Bhutan has done its share.
“The entire international community has worked hard toward reversing this trend, and now with every country in the world being a member to the Montreal Protocol, the efforts have paid off through signs that suggest that the vital shield protecting us is regenerating,” said the vice chair of the National Environment Commission (NEC) and the works and human settlement minister, Lyonpo Yeshey Zimba, at the international day for the preservation of the ozone layer in Thimphu on September 16.
Enormous efforts have been put in place to ensure Bhutan’s success. Many activities have been carried out which include retrofitting of industries, training of trainers, technicians and custom officials.
“We have overcome the daunting task of meeting the obligations of the stipulated ODS phase out timeframe ensuring compliance with the phase out schedule of 50% reduction of CFC consumption in the country by January 2005, and 85% reduction by 2008 and then completely in 2010,” said the secretary of NEC Ugyen Tshewang.
Bhutan is now working toward phasing out HCFC from the country.

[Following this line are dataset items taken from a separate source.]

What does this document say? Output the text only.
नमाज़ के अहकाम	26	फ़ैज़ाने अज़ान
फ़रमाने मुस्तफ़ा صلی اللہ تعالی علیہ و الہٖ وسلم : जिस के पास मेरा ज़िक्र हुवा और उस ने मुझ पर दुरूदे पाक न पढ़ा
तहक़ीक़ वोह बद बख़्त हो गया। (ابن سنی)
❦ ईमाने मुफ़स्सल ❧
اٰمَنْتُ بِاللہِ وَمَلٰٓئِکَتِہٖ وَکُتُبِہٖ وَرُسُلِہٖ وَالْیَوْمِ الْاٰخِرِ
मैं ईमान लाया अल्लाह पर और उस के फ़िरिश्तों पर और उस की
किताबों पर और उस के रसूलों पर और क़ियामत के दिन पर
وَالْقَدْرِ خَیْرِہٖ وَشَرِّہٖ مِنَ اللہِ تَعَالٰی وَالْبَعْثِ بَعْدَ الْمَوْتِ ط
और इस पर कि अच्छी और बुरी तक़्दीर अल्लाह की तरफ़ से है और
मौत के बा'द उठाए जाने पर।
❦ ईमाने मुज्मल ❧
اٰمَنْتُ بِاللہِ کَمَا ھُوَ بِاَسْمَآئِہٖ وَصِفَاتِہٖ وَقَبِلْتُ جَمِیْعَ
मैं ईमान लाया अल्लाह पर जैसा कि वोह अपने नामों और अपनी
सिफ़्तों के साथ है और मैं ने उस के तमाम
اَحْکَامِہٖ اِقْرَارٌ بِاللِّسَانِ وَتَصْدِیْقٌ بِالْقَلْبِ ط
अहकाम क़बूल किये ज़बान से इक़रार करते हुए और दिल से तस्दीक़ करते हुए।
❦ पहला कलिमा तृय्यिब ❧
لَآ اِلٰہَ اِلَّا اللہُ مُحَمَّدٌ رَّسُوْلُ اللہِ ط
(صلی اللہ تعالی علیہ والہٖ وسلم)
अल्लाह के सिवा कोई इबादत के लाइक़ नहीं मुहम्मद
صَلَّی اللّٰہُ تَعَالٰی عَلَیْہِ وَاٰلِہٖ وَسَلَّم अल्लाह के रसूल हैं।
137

Lyonpo Yeshey Zimba said that by starting the implementation of the phase out, Bhutan can achieve dual benefits of combating climate change as well as protecting the ozone layer.
“We have made much progress, but the coming years will be critical in seeing the job through with the implementing of the HCFC phase out,” he said.
The minister added that Bhutan’s enviable reputation in environment conservation thus far is testimony of its commitment of pursuing sustainable development based on the philosophy of Gross National Happiness which underscores that development cannot be pursued on the premise of economic growth alone but has to take place in combination with the emotional and spiritual wellbeing of the people.
The Secretary General of United Nations, Ban Ki-moon, in his ozone day address, applauded the role played by the Montreal Protocol in the fight to protect the ozone layer and also labeled the issue as similar to climate change. “It has already averted greenhouse gas emissions equivalent to more than 135 billion tons of carbondioxide, and will continue to play an important role,” he said.
Ozone depleting substances are certain manmade chemicals which have a high potential to deplete the ozone layer. These include CFC, HCFC, Methyl Bromide, Carbon Tetra Chloride and Halons.
In Bhutan, ODS are commonly used in refrigeration, air conditioning, fire fighting, aerosols, and as solvents for cleaning applications in industries.
By the end of 2009, the Montreal Protocol had resulted in the elimination of over 98% of historical levels of ozone-depleting substances worldwide.